Philippines’ Rodrigo Duterte embarks on Israel and Jordan trip
Defence, labour and tourism deals high the agenda during Israel visit, the first by a Filipino president.
Rodrigo Duterte has embarked on a visit to Israel, the first such trip by a Philippine president, as part of a regional tour that will also include a stop in Jordan.
The 73-year-old said on Sunday he would seek to re-affirm and renew relations with the two countries, where an estimated 76,000 Filipinos live and work.
“I leave today for landmark visits that underscore our vision for our country – a responsible member of the world community – a Philippines that is friend to all and an enemy to no one,” Duterte said before departing for Tel Aviv.
While in Israel, Duterte will meet Prime Minister Benjamin Netanyahu and President Reuven Rivlin, with defence, labour and tourism deals high the agenda.
Duterte is eager to improve security cooperation with Israel, which has sold the Philippines three radar systems and 100 armoured vehicles, and which Manila is now eyeing for an aircraft deal.
According to Israeli government data, exports to the Philippines were worth $143m in 2017.
“[The visit] is for President Duterte to look for an alternative market for … weapons for our armed forces, as well as for the police,” Henelito Sevilla, an international relations expert at the University of the Philippines, told the AFP news agency.
Duterte will also visit the Yad Vashem Holocaust memorial in Jerusalem and the Open Doors Monument, a memorial to Filipinos who saved Jews from Nazi persecution.
Known for his controversial turns of phrase, Duterte has compared the killings committed during his controversial anti-drug war to the murder of Jews by German Nazi leader Adolf Hitler.
“Hitler massacred three million Jews. Now, there are three million drug addicts [in the Philippines]. I’d be happy to slaughter them,” he said in 2017. Most mainstream historians say six million Jews died in the Holocaust.
Duterte, who took office in 2016, later apologised for his remarks, which he said were aimed at critics who had likened him to the Nazi leader.

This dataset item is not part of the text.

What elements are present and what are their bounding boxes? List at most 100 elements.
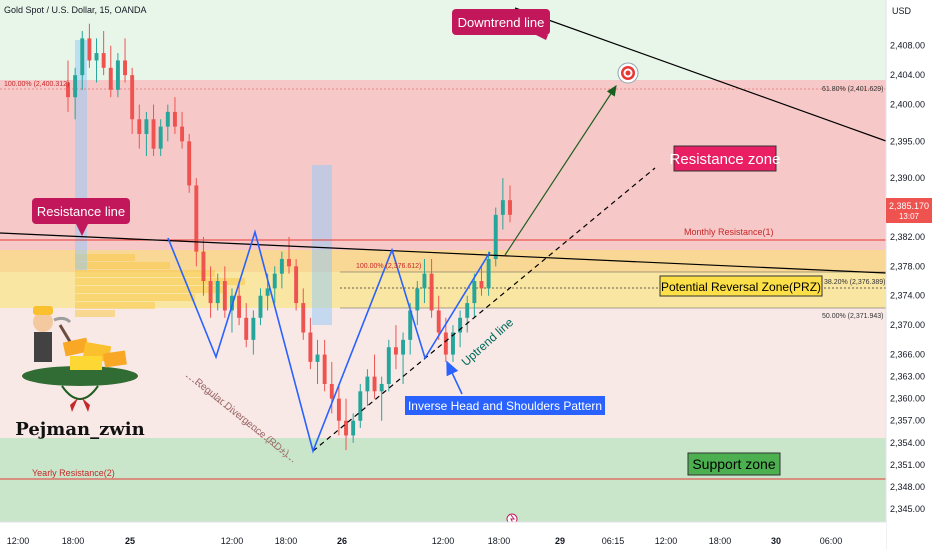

Late last year, the Philippines abstained from a vote at the United Nations General Assembly rebuking the US for moving its embassy to from Tel Aviv to Jerusalem, a controversial decision that sparked widespread international condemnation and large-scale protests.
Palestinian leaders see occupied East Jerusalem as the capital of their future state.
Duterte on Sunday expressed support for a two-state solution to the Israeli-Palestinian conflict.
“We shall be guided by our constitution and laws as well as our international commitments in support of efforts and initiatives including the two-state solution,” he told reporters.
Israel’s foreign ministry said in a statement that it “assign(s) great importance to this visit, which symbolises the strong, warm ties between our peoples as well as the enormous potential for developing and strengthening the relations”.
Duterte will be in Israel until Wednesday, before going to Jordan until September 8. In Amman, he is expected to meet King Abdullah II.